Paradise Village El Tigre
Paradise Village El Tigre

Es por campos como este que la región de Nuevo Vallarta se ha vuelto, cada vez más, un destino de clase mundial, considerado por muchos como uno de los campos más bellos de México, el Club Paradise Village El tigre hace honor a su nombre por su imponente dimensión.

Creado por el equipo de Robert Von Hagge, Smelek y Baril, diseñadores de más de 200 campos alrededor del mundo, de los cuales, todos en su construcción muestran que al realizarlos se tenía en mente crear campos que representaran un verdadero reto y que a la vez combinaran la belleza del paisaje con la elegancia arquitectónica de sus instalaciones, donde el usuario mas que sentirse en casa se internara en toda una aventura.

Paradise Village El Tigre

En el caso de El Tigre, el resultado es una obra maestra de más de 6 kilómetros de extensión con 18 hoyos par 72 de 7,290 yardas con una hermosa casa club que ha elevado aún más su standard, con instalaciones de primera calidad y un exclusivo Country Club.

Efectivamente, recorrer el Paradise Village El Tigre, es toda una aventura, ya que desde la llegada al Club los jugadores pasan a través de un impresionante arco de piedra que recuerda a un templo Maya, al lado del cual se encuentran cinco tigres de Bengala que viven protegidos en un ambiente natural que ha permitido que a la fecha hayan nacido 69 ejemplares de esta bella especie. Al cierre de esta edición, hay 5 cachorros que pronto serán llevados a zoológicos para completar su crianza.

Paradise Village El Tigre

Poco después, al internarse, se encuentra la gran Casa Club con una extensión de 45,000 pies cuadrados y un magnifico diseño, al estilo español, asentada en el corazón de El Tigre, ofreciendo una vista espectacular en todas direcciones, además de un excelente restaurante, bar lounge, pro-shop, casilleros y un magnífico Spa estilo Europeo.

Además, El Tigre incorpora diversas innovaciones, incluyendo de 5 a 6 tees por hoyo, amplios canales, «beach» bunkers y una gran cantidad de lagos; en él, se utilizan pastos Bermuda y Bermuda Champion; por todo esto, el campo parece sacado de la novela de Agustin Yañes, donde la tierra prodiga, un ambiente salvaje y hermoso, es conquistado por el hombre, en este caso por los diseñadores. Sin embargo la verdadera magia en el diseño de este campo radica en cómo, de la misma manera en que puede ser un gran reto para el más experimentado golfista, es también fácil para el principiante.

Paradise Village El Tigre

Además de los tigres de Bengala, este gigante da albergue a varias especies de peces, mas de 25,000, que viven en sus lagos, y a miles de aves que migran cada año desde Canadá y otras remotas regiones y que se dan cita aquí para refrescarse y descansar del largo viaje.

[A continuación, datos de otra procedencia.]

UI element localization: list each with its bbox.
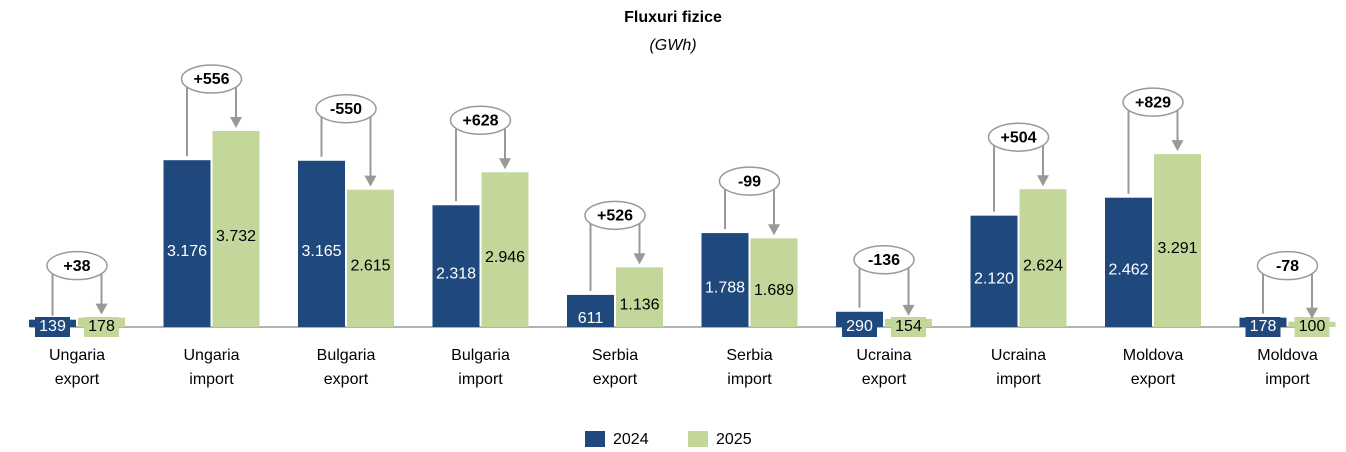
legend-label: 2024 — [613, 431, 649, 448]
bar — [1154, 154, 1201, 327]
difference-bubble — [987, 122, 1050, 152]
chart-subtitle: (GWh) — [649, 37, 696, 54]
bar — [347, 189, 394, 327]
value-label: 611 — [578, 310, 604, 327]
value-label: 154 — [895, 318, 922, 335]
x-tick-label: Ucraina export — [856, 347, 911, 388]
difference-bubble — [584, 200, 646, 231]
arrow-head — [1171, 140, 1184, 152]
label-box — [1245, 317, 1281, 337]
x-tick-label: Ungaria export — [49, 347, 105, 388]
value-label: 3.176 — [167, 243, 207, 260]
x-tick-label: Serbia export — [592, 347, 638, 388]
label-box — [1294, 317, 1330, 337]
value-label: 1.689 — [754, 282, 794, 299]
difference-bubble — [718, 166, 781, 196]
x-tick-label: Ucraina import — [991, 347, 1046, 388]
label-box — [891, 317, 926, 337]
difference-label: -136 — [868, 252, 900, 269]
value-label: 3.165 — [301, 243, 341, 260]
arrow-head — [902, 304, 915, 316]
bar — [481, 172, 529, 327]
difference-label: +38 — [63, 258, 90, 275]
value-label: 2.120 — [974, 271, 1014, 288]
difference-bubble — [180, 64, 243, 94]
difference-label: -78 — [1276, 258, 1299, 275]
value-label: 100 — [1299, 318, 1326, 335]
bar — [970, 215, 1018, 327]
difference-label: +628 — [462, 112, 498, 129]
difference-bubble — [449, 105, 512, 136]
difference-label: +504 — [1000, 129, 1036, 146]
legend-swatch — [585, 431, 605, 447]
label-box — [842, 317, 877, 337]
bar — [1019, 189, 1067, 327]
label-box — [35, 317, 70, 337]
x-tick-label: Bulgaria import — [451, 347, 510, 388]
bar — [163, 160, 211, 327]
difference-label: -99 — [738, 173, 761, 190]
arrow-head — [1306, 307, 1318, 319]
value-label: 178 — [88, 318, 115, 335]
legend-label: 2025 — [716, 431, 752, 448]
arrow-head — [633, 253, 646, 265]
arrow-head — [364, 175, 377, 187]
difference-bubble — [1122, 87, 1184, 117]
bar — [298, 160, 345, 327]
arrow-head — [230, 117, 242, 128]
value-label: 2.946 — [485, 249, 525, 266]
difference-label: -550 — [330, 101, 362, 118]
difference-bubble — [853, 245, 915, 275]
value-label: 3.291 — [1157, 240, 1197, 257]
x-tick-label: Moldova import — [1257, 347, 1318, 388]
bar — [750, 238, 798, 327]
bar — [1105, 197, 1152, 327]
difference-label: +556 — [193, 71, 229, 88]
x-tick-label: Bulgaria export — [317, 347, 376, 388]
value-label: 1.788 — [705, 279, 745, 296]
arrow-head — [95, 303, 108, 315]
bar — [616, 267, 663, 327]
bar — [212, 131, 260, 327]
difference-bubble — [1256, 250, 1319, 281]
bar — [567, 294, 614, 327]
value-label: 3.732 — [216, 228, 256, 245]
difference-bubble — [46, 250, 108, 281]
bar — [432, 205, 480, 327]
x-tick-label: Moldova export — [1123, 347, 1184, 388]
value-label: 2.318 — [436, 265, 476, 282]
value-label: 1.136 — [619, 296, 659, 313]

Los hoyos más destacados son el 6, un par 3 de 185 yardas que se encuentra sobre el agua en un pintoresco green en forma de isla; el hoyo 16, par 4 de 421 yardas que es una gran “pata de perro” que pondrá a prueba tu largo swing mientras te acercas al green de península.

Los últimos dos hoyos se asegurarán que llegues a tu puntuación. El hoyo 17 es un par 3 de 250 yardas, con suficiente agua y arena para mantenerte de pie y dar lugar a un pequeño “par 6” en el hoyo 18, un grandísimo par 5 de 621 yardas con abundante agua del lado izquierdo y un green firmemente atrincherado en la arena.

El Tigre Golf Club

Además, al plantarnos en cualquier mesa de salida podemos constatar el sello personal del diseñador, pues desde este punto no se vislumbra camino alguno, lo cual da la sensación de amplitud en un escenario majestuoso.

Este gran complejo cuenta con un resort igualmente bello, el Paradise Village Marina & Resort, que cuenta con un singular estilo arquitectónico tipo maya, una impresionante Marina, un Funcional Centro de Congresos y Convenciones, con capacidad para 1,800 personas en tipo auditorio y 1,200 en tipo cena; además de un atractivo Centro Comercial.

Un Paquete completo, sin duda ideal para unas gratas vacaciones o para disfrutar de un agradable viaje de negocios o de incentivo, o por qué no… ir tan sólo a retar al campo y maravillarse con su belleza escénica.